どうせ

【どうせ】副詞

使い分けの視点

価値を低く見るなら「所詮」「しょせん」、経緯の末の着地には「結局」「結局のところ」が向きます。「畢竟」「詮ずるところ」は文語的で、「なんだかんだで」は話し言葉です。「行き着く先は」は未来の終点を見せます。諦めだけでなく、上の選択を捨てて下の選択へ集中する決意にも使えます。

同義語

同品詞の類義語

所詮文芸的
結局
畢竟文芸的
とどのつまりcolloquial

類義句

同品詞の慣用的言い換え

行き着く先は
煎じ詰めれば文芸的
結局のところ

婉曲・強調変換

ニュアンスの増減(婉曲化・強調化)

しょせんcolloquial
なんだかんだでcolloquial
詮ずるところ文芸的

関連語を探す

語釈エッセイと合わせて読む表現

下の語釈エッセイの論点とつながる言い換え・関連表現です。

徹底的にエッセイ関連

例文: どうせ修理するなら徹底的にと、整備士は廃船を星間航行できる姿へ作り変えた。

諦めるエッセイ関連

例文: 帰還を諦める代わりに、調査隊は観測記録だけでも故郷へ送る道を探した。

分岐はどこで畳まれたか——切断面の高さについて

「どうせやるなら徹底的に」という言い方に、いつも小さな引っかかりを覚えます。

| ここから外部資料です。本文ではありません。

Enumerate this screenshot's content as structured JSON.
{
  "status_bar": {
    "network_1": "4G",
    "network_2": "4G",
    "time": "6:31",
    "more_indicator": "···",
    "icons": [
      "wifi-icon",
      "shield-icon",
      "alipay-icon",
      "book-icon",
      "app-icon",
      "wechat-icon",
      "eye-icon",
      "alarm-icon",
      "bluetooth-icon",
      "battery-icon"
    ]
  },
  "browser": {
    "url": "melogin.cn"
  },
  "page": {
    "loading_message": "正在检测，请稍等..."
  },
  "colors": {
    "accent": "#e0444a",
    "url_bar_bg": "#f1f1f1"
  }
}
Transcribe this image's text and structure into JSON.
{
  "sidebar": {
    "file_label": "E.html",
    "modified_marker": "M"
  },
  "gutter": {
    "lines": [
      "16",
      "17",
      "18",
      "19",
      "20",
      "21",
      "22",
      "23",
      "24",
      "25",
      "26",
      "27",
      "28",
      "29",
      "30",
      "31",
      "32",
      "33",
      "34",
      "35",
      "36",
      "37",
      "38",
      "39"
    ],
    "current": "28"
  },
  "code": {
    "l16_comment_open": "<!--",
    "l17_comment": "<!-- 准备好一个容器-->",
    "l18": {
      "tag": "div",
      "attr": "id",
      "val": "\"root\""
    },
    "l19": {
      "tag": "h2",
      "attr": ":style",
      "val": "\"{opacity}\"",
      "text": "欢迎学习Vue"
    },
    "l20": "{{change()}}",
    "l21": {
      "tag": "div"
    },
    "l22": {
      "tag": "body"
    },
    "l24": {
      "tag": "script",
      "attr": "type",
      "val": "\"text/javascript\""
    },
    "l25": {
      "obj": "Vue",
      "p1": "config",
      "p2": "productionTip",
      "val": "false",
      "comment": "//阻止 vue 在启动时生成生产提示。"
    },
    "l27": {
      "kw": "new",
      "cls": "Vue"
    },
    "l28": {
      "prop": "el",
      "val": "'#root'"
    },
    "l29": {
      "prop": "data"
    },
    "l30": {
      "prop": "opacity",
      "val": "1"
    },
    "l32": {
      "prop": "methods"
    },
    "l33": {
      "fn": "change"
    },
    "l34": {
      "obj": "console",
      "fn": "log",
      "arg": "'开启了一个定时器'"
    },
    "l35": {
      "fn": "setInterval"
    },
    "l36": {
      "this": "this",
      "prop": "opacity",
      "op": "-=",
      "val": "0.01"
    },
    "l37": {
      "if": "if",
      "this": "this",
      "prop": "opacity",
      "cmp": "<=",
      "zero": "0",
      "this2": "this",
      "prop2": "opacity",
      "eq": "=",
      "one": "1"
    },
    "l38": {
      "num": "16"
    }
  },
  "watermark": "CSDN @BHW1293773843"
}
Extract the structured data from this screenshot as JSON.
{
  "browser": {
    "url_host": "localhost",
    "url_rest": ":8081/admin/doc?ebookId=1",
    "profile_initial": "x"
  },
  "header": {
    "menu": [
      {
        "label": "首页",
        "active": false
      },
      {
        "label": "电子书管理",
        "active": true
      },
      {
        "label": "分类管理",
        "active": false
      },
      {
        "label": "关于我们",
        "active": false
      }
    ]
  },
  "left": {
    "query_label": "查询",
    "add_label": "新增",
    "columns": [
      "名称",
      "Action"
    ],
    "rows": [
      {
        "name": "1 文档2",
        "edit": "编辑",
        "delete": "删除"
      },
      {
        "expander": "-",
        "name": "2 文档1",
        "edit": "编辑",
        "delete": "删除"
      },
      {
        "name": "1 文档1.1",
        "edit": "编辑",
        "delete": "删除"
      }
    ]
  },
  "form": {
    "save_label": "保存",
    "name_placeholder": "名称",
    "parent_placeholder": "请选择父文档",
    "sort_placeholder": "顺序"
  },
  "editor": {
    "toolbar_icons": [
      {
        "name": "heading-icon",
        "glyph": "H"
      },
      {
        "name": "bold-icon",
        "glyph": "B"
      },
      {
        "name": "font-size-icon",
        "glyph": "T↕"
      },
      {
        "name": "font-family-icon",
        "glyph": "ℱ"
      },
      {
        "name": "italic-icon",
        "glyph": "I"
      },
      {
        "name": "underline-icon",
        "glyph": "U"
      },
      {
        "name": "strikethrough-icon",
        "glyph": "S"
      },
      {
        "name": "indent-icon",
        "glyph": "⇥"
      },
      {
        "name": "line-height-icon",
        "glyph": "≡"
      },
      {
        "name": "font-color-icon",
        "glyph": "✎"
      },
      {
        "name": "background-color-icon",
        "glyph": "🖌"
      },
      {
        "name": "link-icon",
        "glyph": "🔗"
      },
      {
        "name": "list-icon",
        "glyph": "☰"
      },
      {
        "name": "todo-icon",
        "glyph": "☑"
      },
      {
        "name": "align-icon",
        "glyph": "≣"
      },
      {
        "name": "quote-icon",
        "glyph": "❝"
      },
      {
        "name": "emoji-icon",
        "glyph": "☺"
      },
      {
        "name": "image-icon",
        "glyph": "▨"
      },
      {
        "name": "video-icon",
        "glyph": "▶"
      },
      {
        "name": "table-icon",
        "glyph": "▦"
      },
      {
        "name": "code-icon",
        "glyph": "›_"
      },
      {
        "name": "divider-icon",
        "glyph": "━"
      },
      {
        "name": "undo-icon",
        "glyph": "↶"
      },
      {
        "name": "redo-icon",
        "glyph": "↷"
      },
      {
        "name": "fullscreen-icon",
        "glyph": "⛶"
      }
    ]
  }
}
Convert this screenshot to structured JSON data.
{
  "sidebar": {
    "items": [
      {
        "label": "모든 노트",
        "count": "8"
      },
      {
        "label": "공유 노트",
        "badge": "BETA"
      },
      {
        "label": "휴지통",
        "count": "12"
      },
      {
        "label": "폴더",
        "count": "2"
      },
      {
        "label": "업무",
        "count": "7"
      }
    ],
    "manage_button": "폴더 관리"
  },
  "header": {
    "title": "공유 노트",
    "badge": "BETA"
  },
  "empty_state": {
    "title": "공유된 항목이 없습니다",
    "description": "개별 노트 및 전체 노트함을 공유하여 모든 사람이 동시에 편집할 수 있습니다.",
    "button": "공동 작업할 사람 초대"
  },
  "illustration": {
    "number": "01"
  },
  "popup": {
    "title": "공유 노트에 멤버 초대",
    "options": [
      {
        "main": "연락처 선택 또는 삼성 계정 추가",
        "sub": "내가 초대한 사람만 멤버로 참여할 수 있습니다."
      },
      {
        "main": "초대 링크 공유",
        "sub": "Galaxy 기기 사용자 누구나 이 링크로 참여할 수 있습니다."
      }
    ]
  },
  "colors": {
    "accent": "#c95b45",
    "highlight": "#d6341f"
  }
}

投げやりな気分に付いてくる語だと思っていたのに、ここでは前のめりの決意を下から支えています。温度が逆です。しかもどちらの用法も自然な日本語で、片方を誤用として切り捨てるわけにもいきません。同じ副詞が正反対の姿勢に奉仕できるのだとすれば、この語が担っているのは姿勢そのものではないことになります。もっと手前にある何かを指しているはずで、その何かが姿勢に変換される途中で符号が入れ替わっているのでしょう。

手がかりは、この語と一緒に立ち上がってくる空間の形にありました。複数の道が枝分かれしていて、途中の起伏はそれぞれ違うのに、末端では一点に合流しています。認知言語学では、時間の経過を空間の移動として捉える把握が多くの言語に共通して観察されると言われます。未来は前方にあり、過程は道であり、結論は到達点である。この副詞は、その道の全体をいったん上から見せてしまいます。そして話者は、まだ歩いていないはずの終点にあらかじめ先回りして立ち、そこから手前を振り返っています。事態の順序ではなく、視点の位置が動いているのです。

この視点移動を投げやりさの正体だと考えると、多くの用例が素直に説明できます。終点がすでに見えているなら、途中でどう振る舞っても着地は変わりません。枝は意味を失い、選ぶという行為が空洞になる——徒労の含みが自然に湧いてくるのはそのためでしょう。文法の側からもこれは裏づけられていて、この語は「〜のだから」「〜なら」といった、すでに確定した事柄を受ける形と特に相性がいいのです。確定を先に置き、そこから逆算する構えを、語そのものが要求しています。ただ、この説明では冒頭の例が置き去りになります。徹底的にやると決めた人も同じ逆算をしているのに、態度だけが逆を向いています。

しばらく止まって、ようやく形になったのは、畳まれている枝の高さが違うという見方でした。「やる/やらない」という上流の分岐が先に消され、その下流に「雑にやる/徹底的にやる」という別の分岐が残っています。この語が潰すのは常に一段上の選択であって、その下に何本残るかまでは指定していません。上流を切った結果、下流が絶望に見えるか集中に見えるかは、話者がどの高さで切ったかで決まります。温度は語の側にはなく、切断面の位置の側にある。同じ道具が、切る場所によって諦めにも覚悟にもなります。

そう考えると、台詞を書くときの手つきが変わります。「どうせ助からない」と言う人物は、生死の枝そのものを畳んでいます。「どうせ死ぬなら、こっちを向いて死にたい」と言う人物は、同じ枝を畳んだうえで、その下に姿勢の枝を開き直しています。二つの差は悲観の度合いではなく、切断がどこに入ったかの差です。人物がすでに何を諦め、まだ何を諦めていないか——それを形容詞で説明するより、この副詞を置く高さで示すほうが速いはずです。読者は切断面を見て、そこから下に残っている枝の数を数えます。